A River of Information Runs Through It

Recent coverage (NYT, Mashable) of FriendFeed reminded me of discussions we’ve had about Connect features. Basically, FriendFeed applies the Facebook News Feed feature to the entire Interwebs, or at the 23 services they integrate with today.

You have a(nother) network of friends. Everyone posts stuff to the FriendFeed, which aggregates the posts into a river of Interwebs goodness, Picasa and flickr photos, NetFlix movies, Last.fm channels, YouTube movies, Digg news, etc. You get a blog-like dump of all this stuff in the FrienFeed page, where your friends can comment. Yawn.

It’s a very solid and useful idea, and the founders are ex-Google, woo-freaking-hoo. Operationally, how is this any different than tumblr (which Rich uses) or any number of other sharing methods, e.g. posting links and videos to Facebook, Google Reader shared items, delicious, and on and on. Oh yeah, isn’t Google doing this and one better on November 5? Plus, it’s yet another network of friends and non-friends.

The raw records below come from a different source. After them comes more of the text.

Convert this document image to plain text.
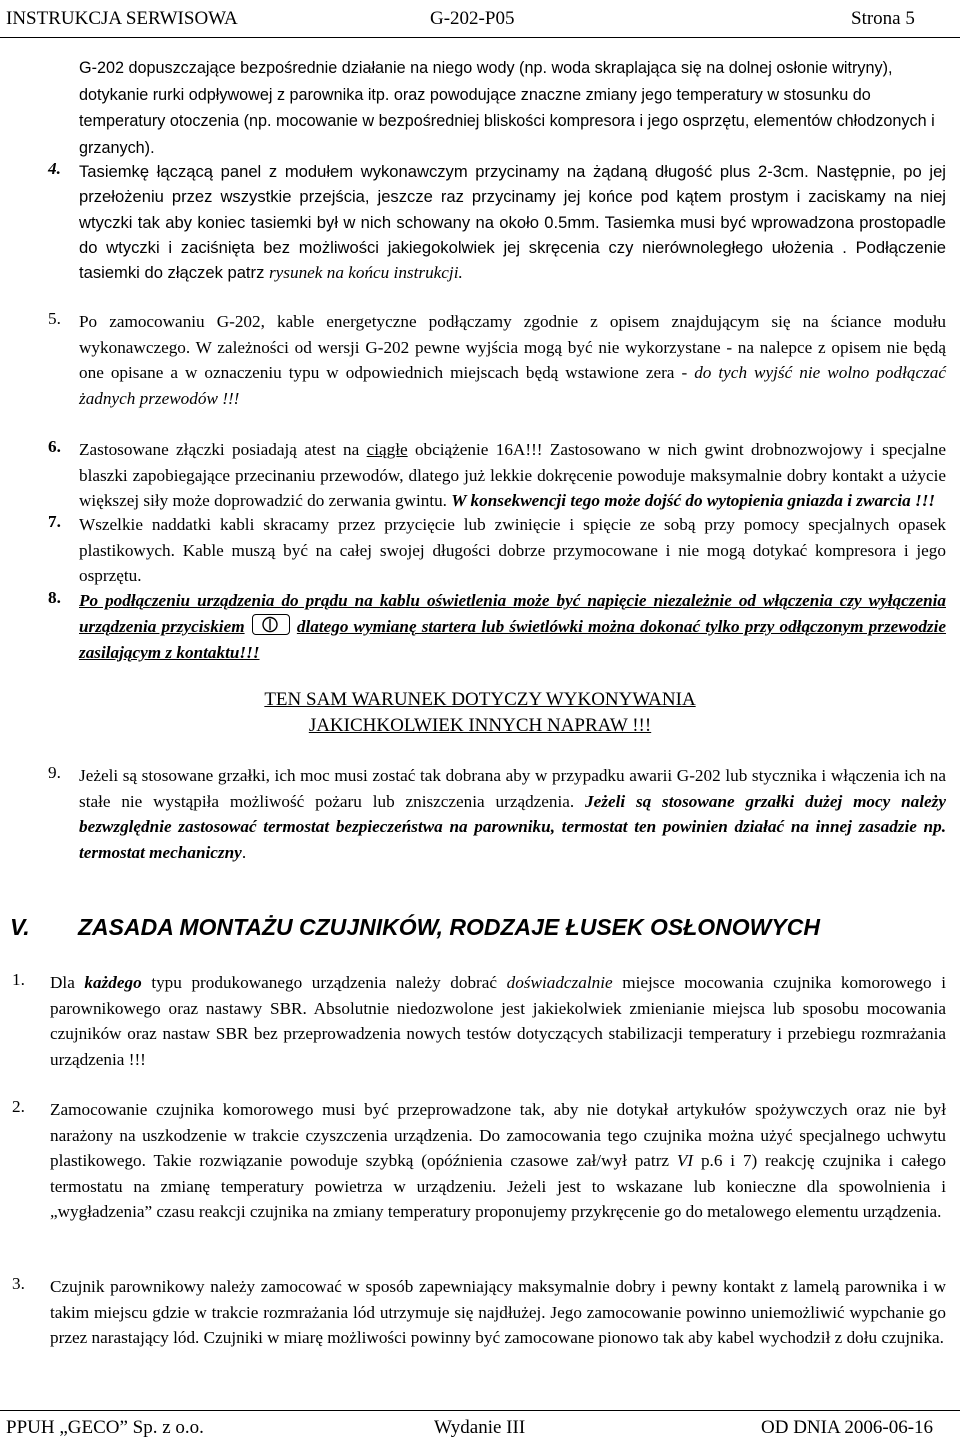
INSTRUKCJA SERWISOWA	G-202-P05	Strona 5
G-202 dopuszczające bezpośrednie działanie na niego wody (np. woda skraplająca się na dolnej osłonie witryny), dotykanie rurki odpływowej z parownika itp. oraz powodujące znaczne zmiany jego temperatury w stosunku do temperatury otoczenia (np. mocowanie w bezpośredniej bliskości kompresora i jego osprzętu, elementów chłodzonych i grzanych).
4. Tasiemkę łączącą panel z modułem wykonawczym przycinamy na żądaną długość plus 2-3cm. Następnie, po jej przełożeniu przez wszystkie przejścia, jeszcze raz przycinamy jej końce pod kątem prostym i zaciskamy na niej wtyczki tak aby koniec tasiemki był w nich schowany na około 0.5mm. Tasiemka musi być wprowadzona prostopadle do wtyczki i zaciśnięta bez możliwości jakiegokolwiek jej skręcenia czy nierównoległego ułożenia . Podłączenie tasiemki do złączek patrz rysunek na końcu instrukcji.
5. Po zamocowaniu G-202, kable energetyczne podłączamy zgodnie z opisem znajdującym się na ściance modułu wykonawczego. W zależności od wersji G-202 pewne wyjścia mogą być nie wykorzystane - na nalepce z opisem nie będą one opisane a w oznaczeniu typu w odpowiednich miejscach będą wstawione zera - do tych wyjść nie wolno podłączać żadnych przewodów !!!
6. Zastosowane złączki posiadają atest na ciągłe obciążenie 16A!!! Zastosowano w nich gwint drobnozwojowy i specjalne blaszki zapobiegające przecinaniu przewodów, dlatego już lekkie dokręcenie powoduje maksymalnie dobry kontakt a użycie większej siły może doprowadzić do zerwania gwintu. W konsekwencji tego może dojść do wytopienia gniazda i zwarcia !!!
7. Wszelkie naddatki kabli skracamy przez przycięcie lub zwinięcie i spięcie ze sobą przy pomocy specjalnych opasek plastikowych. Kable muszą być na całej swojej długości dobrze przymocowane i nie mogą dotykać kompresora i jego osprzętu.
8. Po podłączeniu urządzenia do prądu na kablu oświetlenia może być napięcie niezależnie od włączenia czy wyłączenia urządzenia przyciskiem	dlatego wymianę startera lub świetlówki można dokonać tylko przy odłączonym przewodzie zasilającym z kontaktu!!!
TEN SAM WARUNEK DOTYCZY WYKONYWANIA
JAKICHKOLWIEK INNYCH NAPRAW !!!
9. Jeżeli są stosowane grzałki, ich moc musi zostać tak dobrana aby w przypadku awarii G-202 lub stycznika i włączenia ich na stałe nie wystąpiła możliwość pożaru lub zniszczenia urządzenia. Jeżeli są stosowane grzałki dużej mocy należy bezwzględnie zastosować termostat bezpieczeństwa na parowniku, termostat ten powinien działać na innej zasadzie np. termostat mechaniczny.
V. ZASADA MONTAŻU CZUJNIKÓW, RODZAJE ŁUSEK OSŁONOWYCH
1. Dla każdego typu produkowanego urządzenia należy dobrać doświadczalnie miejsce mocowania czujnika komorowego i parownikowego oraz nastawy SBR. Absolutnie niedozwolone jest jakiekolwiek zmienianie miejsca lub sposobu mocowania czujników oraz nastaw SBR bez przeprowadzenia nowych testów dotyczących stabilizacji temperatury i przebiegu rozmrażania urządzenia !!!
2. Zamocowanie czujnika komorowego musi być przeprowadzone tak, aby nie dotykał artykułów spożywczych oraz nie był narażony na uszkodzenie w trakcie czyszczenia urządzenia. Do zamocowania tego czujnika można użyć specjalnego uchwytu plastikowego. Takie rozwiązanie powoduje szybką (opóźnienia czasowe zał/wył patrz VI p.6 i 7) reakcję czujnika i całego termostatu na zmianę temperatury powietrza w urządzeniu. Jeżeli jest to wskazane lub konieczne dla spowolnienia i „wygładzenia” czasu reakcji czujnika na zmiany temperatury proponujemy przykręcenie go do metalowego elementu urządzenia.
3. Czujnik parownikowy należy zamocować w sposób zapewniający maksymalnie dobry i pewny kontakt z lamelą parownika i w takim miejscu gdzie w trakcie rozmrażania lód utrzymuje się najdłużej. Jego zamocowanie powinno uniemożliwić wypchanie go przez narastający lód. Czujniki w miarę możliwości powinny być zamocowane pionowo tak aby kabel wychodził z dołu czujnika.
PPUH „GECO” Sp. z o.o.	Wydanie III	OD DNIA 2006-06-16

Don’t care to review the service, but the concept is one that has even more value inside the firewall. Rich, Paul and I were riffing recently on how a blog applies generally to all kinds of information: status reporting, issue tracking, information sharing, project updates. But the word blog carries a stigma. We need to overcome blog as synonymous with a teenage rant dump or Scoble’s vehicle for attention seeking.

The riff continued, Rich said why not add a tumblr like feature to Connect so you can get all these links, blog updates, files, etc. in your Activity Log. And oh btw, when we finally drop a Groups feature, you’ll have segmented rivers of information for each group, all with RSS goodness on top. This would be my preferred way to communicate in a team, vs. emailing every single “check this out” link.

We all love this idea. It adds aggregation to network groups in a useful way that really could boost productivity, freeing people from spam/bacn-filled inboxes. Plus, it allows you to strengthen your professional relationships and disseminate information in a manageable fashion.

Anyone want to built it? Eventually, Rich will blog about OpenLab.

Update: FriendFeed is, of course, invite only beta, so reviews to this point were spotty.  A slightly more detailed review surfaced on Google Blogoscoped today. It seems like FriendFeed has attempted to address the issue of yet another network (good) by introducing the “imaginary friend” concept (bad). This may be good for guys like Robert Scoble, who live painfully in the open, but for the average person, it’s going to be creepy, almost like stalking. Details are sketchy, but if I understand the concept, I could add anyone who has signed up for the service and view that person’s feed. Sounds like delicious, but not just links.